MEDIATRACNET
The Central Bank of Nigeria (CBN) on Friday announced the approval of the official permit to three sugar refining companies in the country to import the commodity into the country.
In a public statement published on Friday on its website, the apex bank named the three companies s BUA Sugar Refinery Limited, Dangote Sugar Refinery Plc, and Golden Sugar Company.
The statement signed by the Director of Trade & Exchange Department of the CBN, O. S. Nnaji, said the approval of the import license which is in line with the Federal Government National Sugar Master Plan to encourage and incentivize sugar refining companies in their backward integration programme for local sugar production followed a review of the three companies’ achievement of reasonable progress on the policy in the sector.
The notice titled, ‘Sugar Importation in Nigeria’ and addressed to all authorized dealers and the general public, said only the trio shall be allowed to import sugar into the country.

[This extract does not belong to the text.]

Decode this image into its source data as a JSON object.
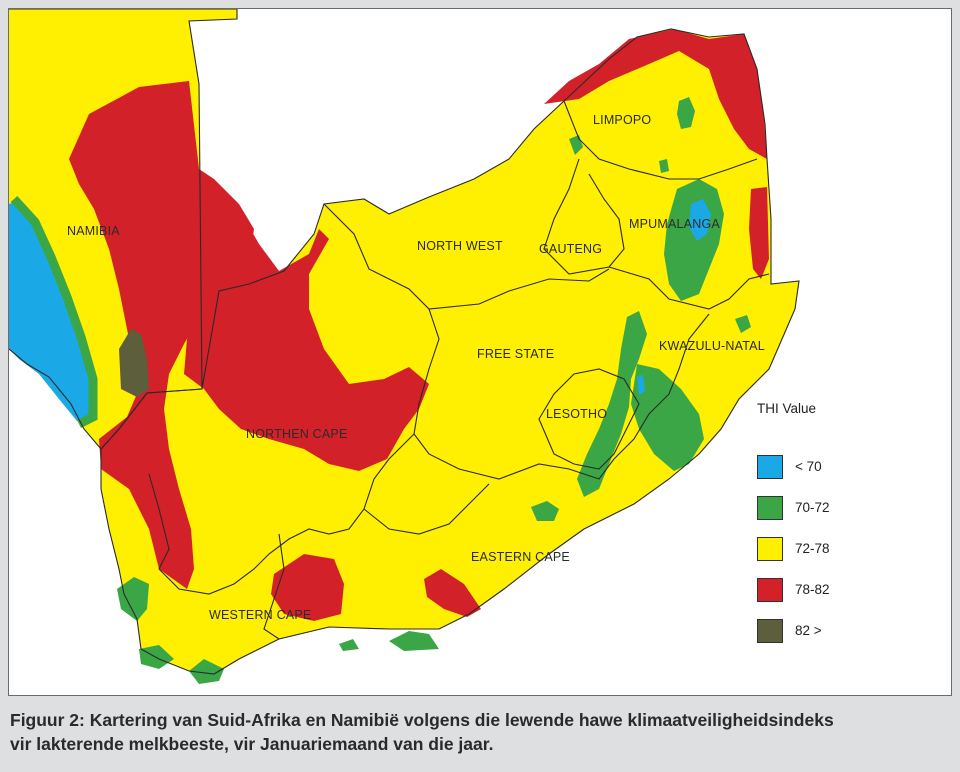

Consequently, the CBN said all authorized dealers shall not open Form M or access foreign exchange in the Nigerian foreign exchange market for any company, including the three companies, for the importation of sugar into the country without prior and express approval from it.
Under the Nigerian Sugar Master Plan by the Federal Government through the National Sugar Development Council, the CBN is mandated to monitor the implementation of the backward integration programmes of all the companies.
Last April, the three companies ignited what analysts called a major ‘sugar war’ in the country when two of them (Dangote Sugar and Flour Mills) formed an alliance to demand from the Federal Government the immediate closure of BUA Sugar’s new $250 million sugar refinery complex in Port Harcourt over alleged operational infractions.
Close followers of developments in the sector said the development was a direct fallout of the bitter rivalry between the three sugar manufacturing giants who have been jostling to gain the controlling dominance of the country’s sugar market.
Last January, Dangote Sugar and Flour Mills PLC sent a joint petition to the Minister of Industry, Trade and Investment, Niyi Adebayo, accusing BUA Group of engaging in activities that contravened the National Sugar Master Plan (NSMP) designed to promote backward integration in the nation’s sugar industry.
The Chairman of Dangote Group, Aliko Dangote, and his counterpart in Flour Mills, John Coumantarous, in the petition, alleged BUA was operating without regard to the provisions of the law, by commissioning the new sugar refinery located in the Export Processing Zone in Port Harcourt with a view to selling its products locally instead of producing for export in contravention of the National sugar policy.
With BUA’s new plant, Dangote and Flour Mills said the company contravened the agreement by all interest groups in the sector in 2019 against the operation of new refineries in the country till further notice.
Consequently, they said BUA’s new refinery illegally raised Nigeria’s combined sugar refining capacity from 2.75 million metric tons per annum to 3.4 million metric tons, or from 170 percent in excess of last year’s capacity to over 210 percent capacity.